III. LES VIOLENCES SEXUELLES ET SEXISTES DANS LE CINÉMA

La question des violences sexuelles et sexistes (VSS) dans le cinéma et l'audiovisuel occupe l'espace médiatique suite aux affaires judiciaires du producteur Harvey Weinstein, initiées en octobre 2017 par une série d'articles du New York Times.

Rapidement, des révélations sur une ambiance de travail toxique et des rapports trop souvent ambigus sur les plateaux de tournage ont été apportées, singulièrement par les femmes victimes, qui ont su trouver le courage de s'exprimer, parfois au péril de leur carrière.

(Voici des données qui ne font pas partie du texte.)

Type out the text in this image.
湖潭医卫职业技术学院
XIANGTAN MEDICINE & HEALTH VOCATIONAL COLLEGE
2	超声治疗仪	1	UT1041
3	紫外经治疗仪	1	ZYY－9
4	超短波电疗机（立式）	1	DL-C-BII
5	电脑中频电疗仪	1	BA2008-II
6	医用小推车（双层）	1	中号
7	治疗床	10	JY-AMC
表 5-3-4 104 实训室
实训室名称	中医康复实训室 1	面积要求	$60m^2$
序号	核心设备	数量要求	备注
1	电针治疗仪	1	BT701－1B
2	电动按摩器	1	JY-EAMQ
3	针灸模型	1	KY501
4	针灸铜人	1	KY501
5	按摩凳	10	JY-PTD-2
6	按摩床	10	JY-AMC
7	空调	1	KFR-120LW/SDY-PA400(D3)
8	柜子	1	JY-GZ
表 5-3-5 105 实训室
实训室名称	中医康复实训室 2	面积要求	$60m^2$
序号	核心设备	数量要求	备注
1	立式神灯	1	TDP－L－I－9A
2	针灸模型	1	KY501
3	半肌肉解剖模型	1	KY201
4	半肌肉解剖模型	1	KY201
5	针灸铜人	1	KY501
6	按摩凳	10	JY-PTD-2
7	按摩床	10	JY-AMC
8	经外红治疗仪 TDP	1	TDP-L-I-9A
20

A. LA CRISE FRAPPE LA FRANCE

En France, l'actrice Judith Godrèche a porté avec force ce combat, avec un dépôt de plainte en février 2024 contre les réalisateurs Benoît Jacquot et Jacques Doillon6(*). Ses interventions ont été à l'origine d'une prise de conscience pour de très nombreuses victimes, qui ont pu enfin s'exprimer et dénoncer une réalité parfois sordide.

De manière générale, il appartient au monde du cinéma et plus largement de l'image de se livrer à un examen de conscience approfondi sur des pratiques qui ont perduré à travers les âges, à tel point qu'elles ont pu littéralement « faire partie du décor », les spécificités de la création cinématographique servant alors d'alibi commode à des comportements délictueux.

Malgré les avancées sociétales majeures de ces dernières années qui vont toutes dans le sens d'une prise en compte de la parole des victimes et d'un traitement respectueux des acteurs, le cinéma s'est peut-être senti immunisé, et se trouve aujourd'hui confronté à une crise majeure qui rebondit médiatiquement chaque année.

B. DES INITIATIVES POUR ENTENDRE, PROTÉGER ET PRÉVENIR

La commission s'est saisie de cette problématique, qui met en jeu la crédibilité et l'image de l'ensemble de la filière.

D'une part, dans le cadre de l'examen en séance publique de sa proposition de loi visant à conforter la filière cinématographique en France7(*), le Sénat a adopté le 14 février 2024 à l'initiative de Monique de Marco et de plusieurs de ses collègues un amendement à l'article 6 qui prive les producteurs des aides du CNC lorsque des faits de VSS ont été constatés sur les lieux de tournage et que les obligations de prévention n'ont pas été remplies.

À ce jour cependant, ce texte pourtant très attendu par la profession, n'a pas encore été inscrit à l'ordre du jour de l'Assemblée nationale.

D'autre part, la commission et la Délégation aux droits des femmes ont organisé une grande table ronde le 4 juin 20248(*) consacrée aux VSS dans le cinéma.

Cette matinée a donné l'occasion d'entendre toute l'industrie cinématographique, des acteurs, avec Anna Mouglalis, aux producteurs en passant par les responsables de casting, mais également le collectif 50/50, très actif dans la dénonciation des VSS.

La commission d'enquête de l'Assemblée nationale

L'Assemblée nationale avait initié une commission d'enquête sur les VSS, qui avait entamé ses travaux le 14 mai 2024 et mené neuf auditions avant que la dissolution n'y mette un terme le 9 juin.

Elle a cependant été reconstituée par la nouvelle législature et a désigné son Bureau le 22 octobre. La nouvelle commission d'enquête a repris le champ très large de la précédente, puisqu'elle a souhaité étendre son contrôle aux secteurs du spectacle vivant, de la mode et de la publicité en plus du cinéma et de l'audiovisuel.

Le rapporteur pour avis suivra bien entendu avec une grande attention les travaux et les conclusions de cette instance.


* 6 Judith Godrèche a été auditionnée par la Délégation aux droits des femmes du Sénat le 29 février 2024 : https://videos.senat.fr/video.4408472_65de6dfe60fe6.droits-des-femmes--audition-de-judith-godreche

* 7 Cette proposition de loi est la traduction législative du rapport précité « Le cinéma contre-attaque », réalisé par Jérémy Bacchi, Sonia de La Provôté et Céline Boulay-Espéronnier.